He added: “That is precisely the reason why we have developed single, dual and triple robot configurations for our UniPAKer packing system – to help our customers meet their performance and payback objectives without making false promises.”

Working on the premise that most fresh produce packs – whether punnets of soft fruit, bags of sprouts or flow-wrapped packs of peppers – can be packed into crates using a single robot head at speeds of 30-40 packs per minute, Brillopak syas its UniPAKer can double or triple those speeds to achieve a customer’s target by adding a second or third robot head.

The company explained that each robot takes it in turn to take a pack off the infeed conveyor and position it precisely in the crate, so the desired crate presentation is achieved twice or three times more quickly than with a single robot. 

To help maintain a compact footprint, simplify operation and minimise capital outlay, the entire system is centrally controlled and the robots share a vision system, infeed and outfeed, regardless of whether it is a dual or triple configuration.

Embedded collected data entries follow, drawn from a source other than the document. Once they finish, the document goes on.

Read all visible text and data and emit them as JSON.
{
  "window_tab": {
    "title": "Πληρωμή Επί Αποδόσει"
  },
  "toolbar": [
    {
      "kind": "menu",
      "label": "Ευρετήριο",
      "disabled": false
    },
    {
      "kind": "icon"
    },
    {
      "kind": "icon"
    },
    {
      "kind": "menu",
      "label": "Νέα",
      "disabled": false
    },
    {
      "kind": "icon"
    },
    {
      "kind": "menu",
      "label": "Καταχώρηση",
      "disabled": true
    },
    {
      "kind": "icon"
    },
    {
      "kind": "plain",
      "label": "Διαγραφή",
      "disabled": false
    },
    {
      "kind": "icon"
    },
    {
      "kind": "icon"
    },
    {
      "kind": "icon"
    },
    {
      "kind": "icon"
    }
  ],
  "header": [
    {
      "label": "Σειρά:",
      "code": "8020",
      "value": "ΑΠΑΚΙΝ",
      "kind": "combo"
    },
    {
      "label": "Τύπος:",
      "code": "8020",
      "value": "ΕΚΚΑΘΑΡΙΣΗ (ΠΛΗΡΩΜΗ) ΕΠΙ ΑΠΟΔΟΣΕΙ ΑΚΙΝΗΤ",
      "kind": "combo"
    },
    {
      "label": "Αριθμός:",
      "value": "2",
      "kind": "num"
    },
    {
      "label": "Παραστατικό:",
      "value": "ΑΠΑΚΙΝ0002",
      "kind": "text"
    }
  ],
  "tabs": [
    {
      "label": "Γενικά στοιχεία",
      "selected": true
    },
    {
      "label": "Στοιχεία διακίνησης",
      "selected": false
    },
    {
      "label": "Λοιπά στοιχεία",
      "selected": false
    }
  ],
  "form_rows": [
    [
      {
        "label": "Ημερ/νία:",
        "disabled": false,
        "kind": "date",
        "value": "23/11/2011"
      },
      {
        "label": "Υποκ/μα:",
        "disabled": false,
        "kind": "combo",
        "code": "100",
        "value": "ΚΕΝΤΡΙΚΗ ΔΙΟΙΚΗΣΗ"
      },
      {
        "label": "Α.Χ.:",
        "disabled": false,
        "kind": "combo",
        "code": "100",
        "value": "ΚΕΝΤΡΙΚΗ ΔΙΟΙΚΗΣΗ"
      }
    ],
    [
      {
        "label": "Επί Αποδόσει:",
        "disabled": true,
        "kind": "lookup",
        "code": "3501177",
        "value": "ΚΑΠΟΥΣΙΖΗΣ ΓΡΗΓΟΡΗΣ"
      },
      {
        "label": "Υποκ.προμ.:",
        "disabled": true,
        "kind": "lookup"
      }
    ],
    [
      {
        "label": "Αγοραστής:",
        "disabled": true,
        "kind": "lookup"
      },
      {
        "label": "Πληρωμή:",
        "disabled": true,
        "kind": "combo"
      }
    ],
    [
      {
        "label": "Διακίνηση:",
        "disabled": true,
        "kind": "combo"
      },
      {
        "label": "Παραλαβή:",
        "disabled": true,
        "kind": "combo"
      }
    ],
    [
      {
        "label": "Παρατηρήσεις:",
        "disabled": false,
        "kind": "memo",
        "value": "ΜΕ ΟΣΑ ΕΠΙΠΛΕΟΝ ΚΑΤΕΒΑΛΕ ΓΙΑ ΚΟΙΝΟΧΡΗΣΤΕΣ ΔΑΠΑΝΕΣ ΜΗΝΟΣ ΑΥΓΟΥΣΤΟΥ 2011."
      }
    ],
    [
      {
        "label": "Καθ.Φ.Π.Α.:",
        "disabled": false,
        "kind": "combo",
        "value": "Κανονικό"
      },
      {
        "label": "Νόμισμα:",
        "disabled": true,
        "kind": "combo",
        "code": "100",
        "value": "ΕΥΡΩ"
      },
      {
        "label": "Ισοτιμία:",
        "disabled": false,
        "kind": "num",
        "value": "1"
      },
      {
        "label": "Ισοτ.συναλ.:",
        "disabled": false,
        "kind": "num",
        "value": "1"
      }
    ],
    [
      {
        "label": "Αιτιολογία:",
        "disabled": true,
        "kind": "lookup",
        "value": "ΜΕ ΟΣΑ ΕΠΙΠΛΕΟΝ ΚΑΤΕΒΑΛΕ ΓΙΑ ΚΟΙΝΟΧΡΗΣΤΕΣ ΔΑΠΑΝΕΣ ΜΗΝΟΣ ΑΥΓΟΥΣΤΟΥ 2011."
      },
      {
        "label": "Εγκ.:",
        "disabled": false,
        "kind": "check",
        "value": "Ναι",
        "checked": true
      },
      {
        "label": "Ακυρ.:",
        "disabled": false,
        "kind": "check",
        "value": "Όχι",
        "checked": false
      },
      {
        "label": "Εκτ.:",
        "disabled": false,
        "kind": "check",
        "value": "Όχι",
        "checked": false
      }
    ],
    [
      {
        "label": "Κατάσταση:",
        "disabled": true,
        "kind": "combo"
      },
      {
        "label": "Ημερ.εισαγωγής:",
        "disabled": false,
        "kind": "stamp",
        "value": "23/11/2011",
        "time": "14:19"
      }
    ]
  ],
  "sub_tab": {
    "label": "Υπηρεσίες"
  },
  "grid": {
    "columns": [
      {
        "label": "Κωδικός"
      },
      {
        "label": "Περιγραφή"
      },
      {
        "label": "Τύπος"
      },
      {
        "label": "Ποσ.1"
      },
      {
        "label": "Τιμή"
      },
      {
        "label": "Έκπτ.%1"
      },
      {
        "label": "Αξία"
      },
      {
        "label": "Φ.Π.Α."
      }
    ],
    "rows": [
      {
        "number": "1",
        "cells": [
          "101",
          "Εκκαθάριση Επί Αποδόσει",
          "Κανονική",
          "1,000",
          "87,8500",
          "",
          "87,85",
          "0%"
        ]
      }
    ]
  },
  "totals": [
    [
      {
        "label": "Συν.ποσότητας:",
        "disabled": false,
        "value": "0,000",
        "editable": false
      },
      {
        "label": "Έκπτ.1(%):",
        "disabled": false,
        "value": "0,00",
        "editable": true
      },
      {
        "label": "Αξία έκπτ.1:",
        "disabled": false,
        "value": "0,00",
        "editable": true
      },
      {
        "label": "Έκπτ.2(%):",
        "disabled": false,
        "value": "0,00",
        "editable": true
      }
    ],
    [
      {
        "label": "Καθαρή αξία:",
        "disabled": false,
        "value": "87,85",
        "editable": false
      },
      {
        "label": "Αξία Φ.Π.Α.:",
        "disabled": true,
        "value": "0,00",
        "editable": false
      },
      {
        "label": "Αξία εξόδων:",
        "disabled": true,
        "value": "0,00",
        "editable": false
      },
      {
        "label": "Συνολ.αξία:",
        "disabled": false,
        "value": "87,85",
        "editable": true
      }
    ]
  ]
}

The 70-80 ppm speed capabilities of the dual-head UniPAKer are well suited to flow wrapping lines handling fruit and veg such as apples, sprouts, tomatoes, peppers and pears, with or without a supporting tray. 

Brillopak said its triple-head system has been conceived with difficult-to-handle or bulky products in mind. The company is currently building its first triple-head UniPAKer cell for a supermarket customer with the goal of packing bags of carrots into plastic retailer crates at speeds of 100 ppm.

Carrots, for example, are a difficult product to handle as each bag of the same weight is a different shape and size, therefore the robot has to slow down to perform the pick and position the pack in the crate. Too much speed will result in the bag falling out of the gripper or an untidy crate presentation. 

Using a single robot head in conjunction with a flexible finger gripper, the UniPAKer can handle carrots at speeds of 37 ppm per head. A triple-head system can achieve over 100 ppm, which should enable the customer to meet its two-year payback target.

Another potential application for the triple-head UniPAKer is for placing products such as peppers into the pocket of the flow wrapper. Using three robots operating at 60 picks per minute, the UniPAKer would be able to match typical flow wrapper speeds.